What are some of your newest releases people can pick up for the holidays?
I’m extremely excited about our two new titles: World Vegan Feast: 200 Fabulous Recipes form Over 50 Countries by vegan cooking icon, Bryanna Clark Grogan. Bryanna is a fount of knowledge and her recipes are amazing.
Our other 2011 title is The Blooming Platter Cookbook: A Harvest of Seasonal Vegan Recipes, a wonderfully creative book by Betsy DiJulio, Arranged by the seasons, this book helps you cook your way through the year using seasonal ingredients.
One of my goals at Vegan Heritage Press is to publish cookbooks to round out my list with books that cover a wide range of needs in the vegan community. So, for example, those who want to create vegan versions of their favorite diner food and other comfort food will enjoy American Vegan Kitchen: Delicious Comfort Food from Blue Plate Specials to Homestyle Favorites by Tamasin Noyes.
For those who need quick 15-minute pantry recipes and want to know how to eat well when the power goes out, there’s my own book, Vegan Unplugged: A Pantry Cuisine Cookbook and Survival Guide. It includes 80 great pantry recipes by Robin Robertson, who also wrote our flagship title, Vegan Fire & Spice: 200 Sultry and Savory Global Recipes.
In the spring, I’ll be publishing our first raw cookbook, though it will be something brand new and interesting for everyone who is raw or experimenting with raw. Stay tuned!
What kind of challenges have you faced as a small press?
As the publisher of a small press, I have to wear a lot of different hats. That can be challenging, but it’s also very rewarding and fun. I’m fortunate to work with some great freelance graphics designers, editors, proofreaders, and marketing consultants. And I enjoy the one-on-one relationships I have with our authors. Many people like the idea of working with and supporting vegan businesses.

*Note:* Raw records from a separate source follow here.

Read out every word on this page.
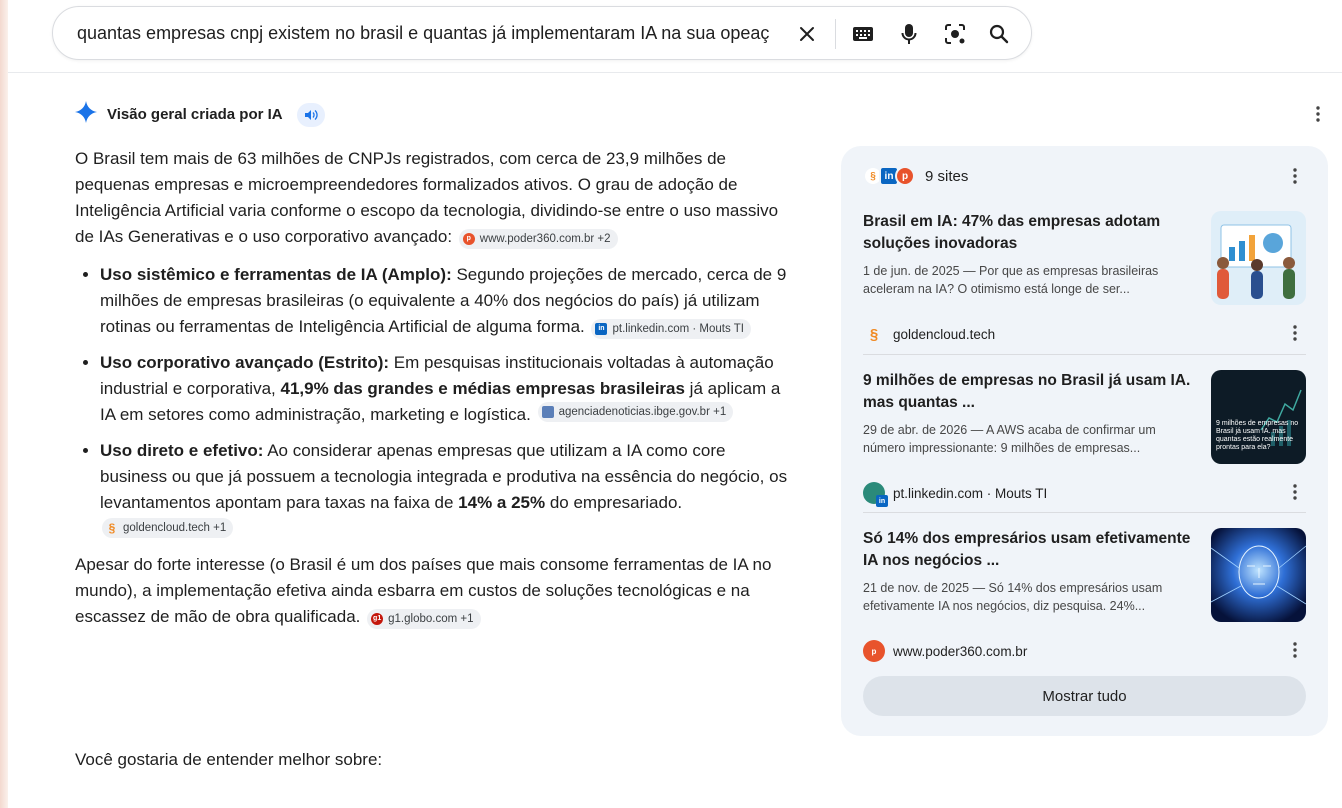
quantas empresas cnpj existem no brasil e quantas já implementaram IA na sua opeaç
Visão geral criada por IA

O Brasil tem mais de 63 milhões de CNPJs registrados, com cerca de 23,9 milhões de pequenas empresas e microempreendedores formalizados ativos. O grau de adoção de Inteligência Artificial varia conforme o escopo da tecnologia, dividindo-se entre o uso massivo de IAs Generativas e o uso corporativo avançado:	p www.poder360.com.br +2

• Uso sistêmico e ferramentas de IA (Amplo): Segundo projeções de mercado, cerca de 9 milhões de empresas brasileiras (o equivalente a 40% dos negócios do país) já utilizam rotinas ou ferramentas de Inteligência Artificial de alguma forma.	in pt.linkedin.com · Mouts TI
• Uso corporativo avançado (Estrito): Em pesquisas institucionais voltadas à automação industrial e corporativa, 41,9% das grandes e médias empresas brasileiras já aplicam a IA em setores como administração, marketing e logística. agenciadenoticias.ibge.gov.br +1
• Uso direto e efetivo: Ao considerar apenas empresas que utilizam a IA como core business ou que já possuem a tecnologia integrada e produtiva na essência do negócio, os levantamentos apontam para taxas na faixa de 14% a 25% do empresariado.
§ goldencloud.tech +1

Apesar do forte interesse (o Brasil é um dos países que mais consome ferramentas de IA no mundo), a implementação efetiva ainda esbarra em custos de soluções tecnológicas e na escassez de mão de obra qualificada. g1 g1.globo.com +1

Você gostaria de entender melhor sobre:
§ in p	9 sites
Brasil em IA: 47% das empresas adotam soluções inovadoras
1 de jun. de 2025 — Por que as empresas brasileiras aceleram na IA? O otimismo está longe de ser...
§	goldencloud.tech
9 milhões de empresas no Brasil já usam IA. mas quantas ...
29 de abr. de 2026 — A AWS acaba de confirmar um número impressionante: 9 milhões de empresas...
9 milhões de empresas no Brasil já usam IA. mas quantas estão realmente prontas para ela?
in
pt.linkedin.com · Mouts TI
Só 14% dos empresários usam efetivamente IA nos negócios ...
21 de nov. de 2025 — Só 14% dos empresários usam efetivamente IA nos negócios, diz pesquisa. 24%...
p	www.poder360.com.br
Mostrar tudo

One challenge is to resist bringing out more than two titles a year. I limit the number because I believe a title needs six months of promotion. The big publishers can’t afford to do this—they usually give a book six weeks or so, and then it’s “sink or swim.” With two titles per year, I can turn on a dime, react to market trends via the social media, and work hands-on together with the authors to spread the word about what I believe to be valuable and wonderful books.
Who’s one of your favorite cookbook authors that you haven’t worked with yet?
Is that a trick question? There are so many great cookbook authors out there, I couldn’t name just one, but it’s probably someone I haven’t met yet that will have the next great idea for a vegan cookbook. And of course, I’ve very much enjoyed getting to know the wonderful authors I’ve worked with at Vegan Heritage Press and I think of them as family. I can’t help but extend that to all vegan authors and vegans in general.
Tell us about another vegan-owned business that you love that other people may not know about.
I really like what’s being done on Vegan Etsy. It’s great to see so many talented vegans on one site. All kinds of crafts, art, jewelry. I love the images posted by Josh at the Herbivore Clothing Company about how important it is for the vegan community to support each other. And the Vegan Etsy site is a great shopping alternative for fantastic hand-crafted gifts and keeps your dollars in the vegan community.